The OMP project has underlined the value of Linked Data in a number of ways:
- Increased access and discovery
- Increased use and return on investment in cataloguing (speeding up cataloguing, enabling tools that require an archivist to locate and link information - for example indexing, finding already-existing authority records and linking to them; finding suitable subject terms; locating places from geonames or similar)
- Enhanced ability to justify expenditure on services and resource development (improved web-hits and connecting with heavily used services)
- Exposure of information to novel and different uses (Combining ALM collections for the delivery of services, including commercial services - apps, exhibitions, mapping, new tools etc)
Updated workflow interface including:
- Reduction of the requirement for archivists to input HTML
- Reduction of the on-screen size of the form
- Integration of the process of selecting access points
- Automatic semantic annotation to aid selection of classifying terms
- Authority lookup (internal and external - UKAT, GeoNames, etc) to improve rigour of metadata
- SKOS representation of AIM25-UKAT data
- RDF for AIM25 people, families and corporate names
- GeoNames representation of AIM25 place data
- Semantic lookup allowing users to further explore definitions and instances of terms based on the properties defined during the workflow process.
The main business case is two-fold: adding value and boosting efficiency. Archivists are very attracted to the idea of enabling UKAT in Linked Data but as an active service like OpenCalais, not a look-up. AIM25 has developed a SKOS version of UKAT and a workflow tool that would link from a revised AIM25 data entry template to a LD UKAT.

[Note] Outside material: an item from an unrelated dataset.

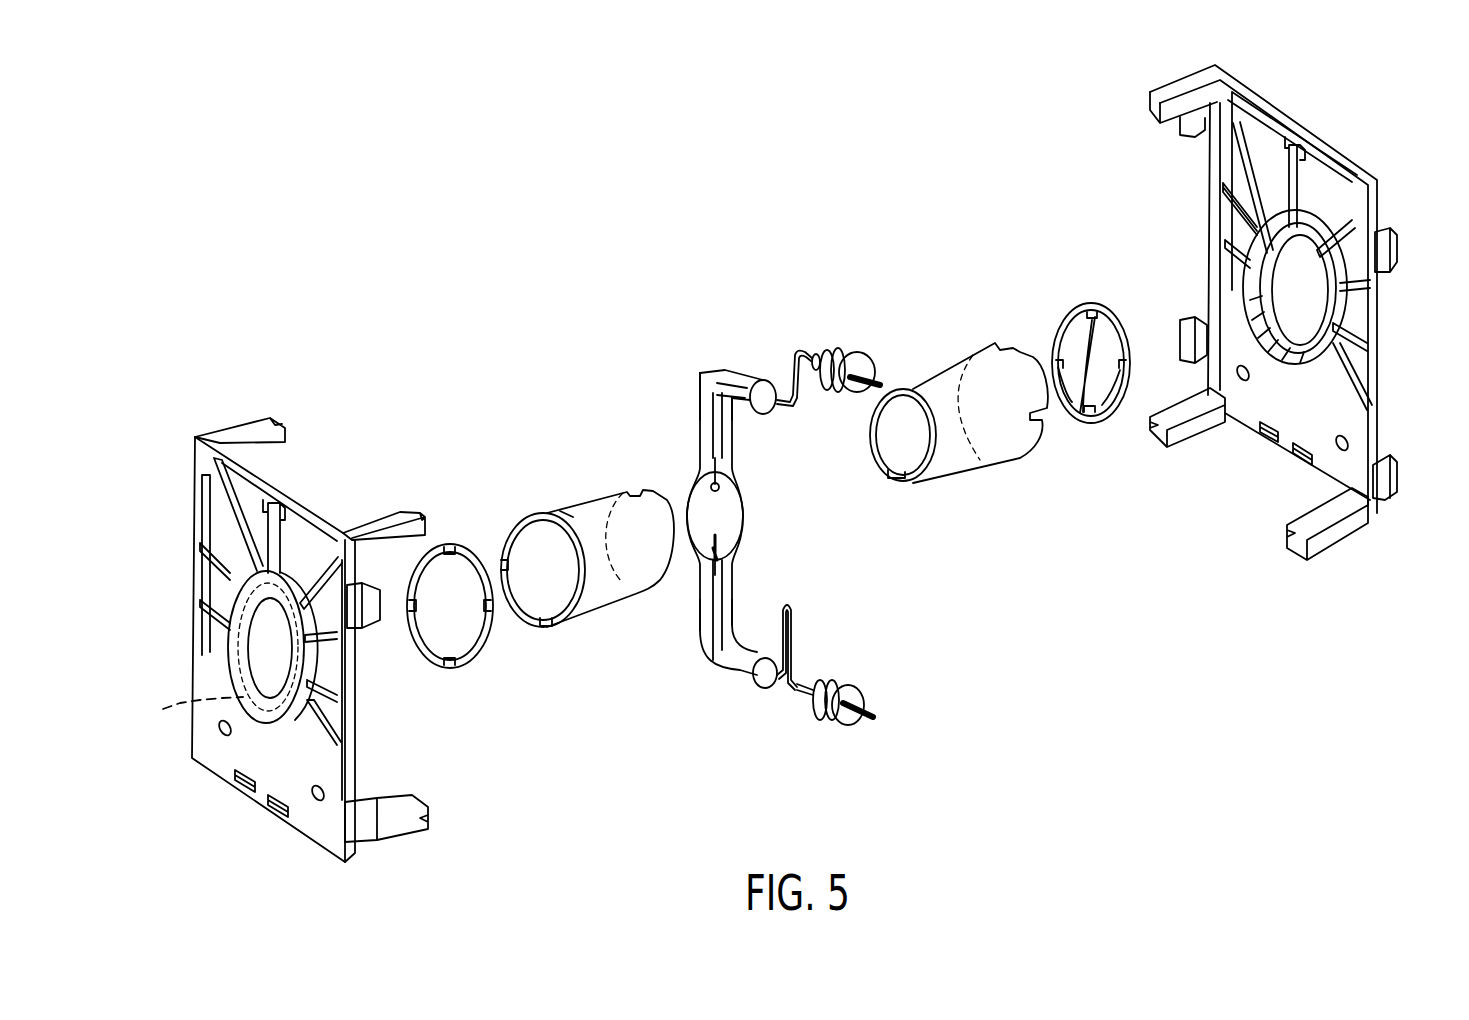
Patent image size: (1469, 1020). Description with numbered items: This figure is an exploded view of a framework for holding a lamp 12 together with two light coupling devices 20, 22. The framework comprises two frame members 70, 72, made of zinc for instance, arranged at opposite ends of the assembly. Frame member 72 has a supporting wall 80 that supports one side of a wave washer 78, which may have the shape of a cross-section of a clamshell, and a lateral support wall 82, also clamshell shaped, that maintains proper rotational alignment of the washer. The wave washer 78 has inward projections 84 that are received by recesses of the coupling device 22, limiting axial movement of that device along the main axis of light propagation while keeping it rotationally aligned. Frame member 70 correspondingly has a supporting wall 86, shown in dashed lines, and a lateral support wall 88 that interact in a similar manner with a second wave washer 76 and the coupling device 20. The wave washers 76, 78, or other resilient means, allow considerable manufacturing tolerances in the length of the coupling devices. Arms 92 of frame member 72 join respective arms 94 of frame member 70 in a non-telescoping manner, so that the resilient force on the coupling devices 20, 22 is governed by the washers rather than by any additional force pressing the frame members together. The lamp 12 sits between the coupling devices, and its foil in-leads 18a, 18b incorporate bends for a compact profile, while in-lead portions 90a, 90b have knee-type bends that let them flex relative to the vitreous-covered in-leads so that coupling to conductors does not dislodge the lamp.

Of place, personal name, corporate name and subject, subject terms are arguably the most subjective, requiring the archivist to exercise judgment on the preferred term with the collection and potential users in mind. OMP has shown that subject terms throw up the least accurate semantic returns from a linguistic analysis service such as OpenCalais (places can often be matched with absolute precision, as can personal names). OMP has improved professional efficiency by developing a hover tool to enable the archivist to select a preferred subject term from UKAT or via connecting to LD versions of LCSH/NRA and to add this term or terms to their new catalogue/CLD.

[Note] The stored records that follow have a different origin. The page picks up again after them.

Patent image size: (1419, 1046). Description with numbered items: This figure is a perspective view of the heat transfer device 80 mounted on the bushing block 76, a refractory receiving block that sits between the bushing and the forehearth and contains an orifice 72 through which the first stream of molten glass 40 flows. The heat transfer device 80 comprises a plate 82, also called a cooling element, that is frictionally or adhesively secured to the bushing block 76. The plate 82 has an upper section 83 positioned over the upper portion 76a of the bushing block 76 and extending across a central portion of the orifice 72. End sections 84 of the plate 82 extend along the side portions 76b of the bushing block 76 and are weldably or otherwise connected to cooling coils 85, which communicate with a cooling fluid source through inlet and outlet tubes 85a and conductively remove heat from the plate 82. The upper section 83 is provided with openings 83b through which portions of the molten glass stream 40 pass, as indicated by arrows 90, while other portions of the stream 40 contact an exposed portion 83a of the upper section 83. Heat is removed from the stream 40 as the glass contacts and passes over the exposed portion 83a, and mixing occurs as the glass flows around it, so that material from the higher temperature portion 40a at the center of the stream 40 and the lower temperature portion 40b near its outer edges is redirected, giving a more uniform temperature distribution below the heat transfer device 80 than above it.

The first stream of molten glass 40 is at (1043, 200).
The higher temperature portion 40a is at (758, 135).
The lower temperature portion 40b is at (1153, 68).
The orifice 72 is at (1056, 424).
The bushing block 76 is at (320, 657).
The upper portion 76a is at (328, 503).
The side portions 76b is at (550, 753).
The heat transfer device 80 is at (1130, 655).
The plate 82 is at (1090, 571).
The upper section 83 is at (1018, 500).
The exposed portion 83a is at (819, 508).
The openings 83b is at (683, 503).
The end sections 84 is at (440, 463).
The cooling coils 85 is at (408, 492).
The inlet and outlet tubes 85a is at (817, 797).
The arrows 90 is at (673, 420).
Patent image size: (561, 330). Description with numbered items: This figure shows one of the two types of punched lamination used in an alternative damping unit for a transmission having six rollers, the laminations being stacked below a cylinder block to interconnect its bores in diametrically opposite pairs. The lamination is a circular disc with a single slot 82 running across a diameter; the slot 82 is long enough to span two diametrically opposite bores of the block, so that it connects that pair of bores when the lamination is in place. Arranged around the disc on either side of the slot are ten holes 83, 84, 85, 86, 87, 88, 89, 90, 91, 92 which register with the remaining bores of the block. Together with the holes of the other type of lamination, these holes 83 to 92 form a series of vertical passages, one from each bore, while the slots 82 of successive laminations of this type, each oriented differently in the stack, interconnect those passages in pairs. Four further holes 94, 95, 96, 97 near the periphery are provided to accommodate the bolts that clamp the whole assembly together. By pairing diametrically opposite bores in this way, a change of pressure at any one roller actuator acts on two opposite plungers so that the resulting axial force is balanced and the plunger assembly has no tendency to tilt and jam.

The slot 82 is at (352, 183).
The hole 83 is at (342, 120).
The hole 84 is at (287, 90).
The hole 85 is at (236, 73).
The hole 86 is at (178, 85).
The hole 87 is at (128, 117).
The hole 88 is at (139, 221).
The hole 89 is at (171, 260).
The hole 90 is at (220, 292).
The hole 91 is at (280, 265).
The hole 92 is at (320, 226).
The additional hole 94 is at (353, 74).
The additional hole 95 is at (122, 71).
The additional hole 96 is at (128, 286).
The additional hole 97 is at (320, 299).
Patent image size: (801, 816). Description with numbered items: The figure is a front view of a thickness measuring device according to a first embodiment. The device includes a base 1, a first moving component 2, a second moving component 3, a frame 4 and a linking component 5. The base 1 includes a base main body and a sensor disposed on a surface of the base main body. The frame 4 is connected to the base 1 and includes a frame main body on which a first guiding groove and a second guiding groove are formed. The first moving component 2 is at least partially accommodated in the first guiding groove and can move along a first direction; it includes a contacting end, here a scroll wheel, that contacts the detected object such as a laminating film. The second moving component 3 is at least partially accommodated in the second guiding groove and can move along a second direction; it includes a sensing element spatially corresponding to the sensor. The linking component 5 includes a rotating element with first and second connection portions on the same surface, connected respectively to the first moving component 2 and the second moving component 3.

Without such automation, Linked Data won't be embedded or the data linked will be limited in scope. Flexibility is key. Focus group archivists concluded that they need the ability to analyse as much or as little of a description as they need, and to reach that faceting decision as speedily as possible - selecting the most important entities that require linking in any body of text, and fields (just 'creator', 'institution' etc or terms within Scope and Content or Admin/Biographical?). The value of broader authority data was reiterated by the archivists - analysis should not be limited to Scope and Content. A fundamental point is that back-end Linked Data enhancement works best when it works with the grain of professional practice - pragmatically and speedily.
The OMP approach is innovative in that it offers further exposure of data - and all AIM25 data has been processed as part of the project. Sustainability will be maintained going forward either by periodic manual data dumps into OpenCalais or by automated calendared refreshes - the same approach could be envisaged for LD UKAT as a national service plugged into local systems such as CALM. Improving the OpenCalais vocabularly by importing archive-specific terms is crucial to the success of mark-up. Analysis of the catalogue data is only valuable if OpenCalais learns from archivists. Until this happens, the breadth of vocabulary will limit the scope of the mark-up. It is also worth putting pressure on the main suppliers of archival cataloguing software to encourage them to embed support in periodic upgrades.
Experimentation with NRA data is ongoing - this will test how difficult it would be to build an authorities service off the NRA/ARCHON. The results will be described in a separate blog post.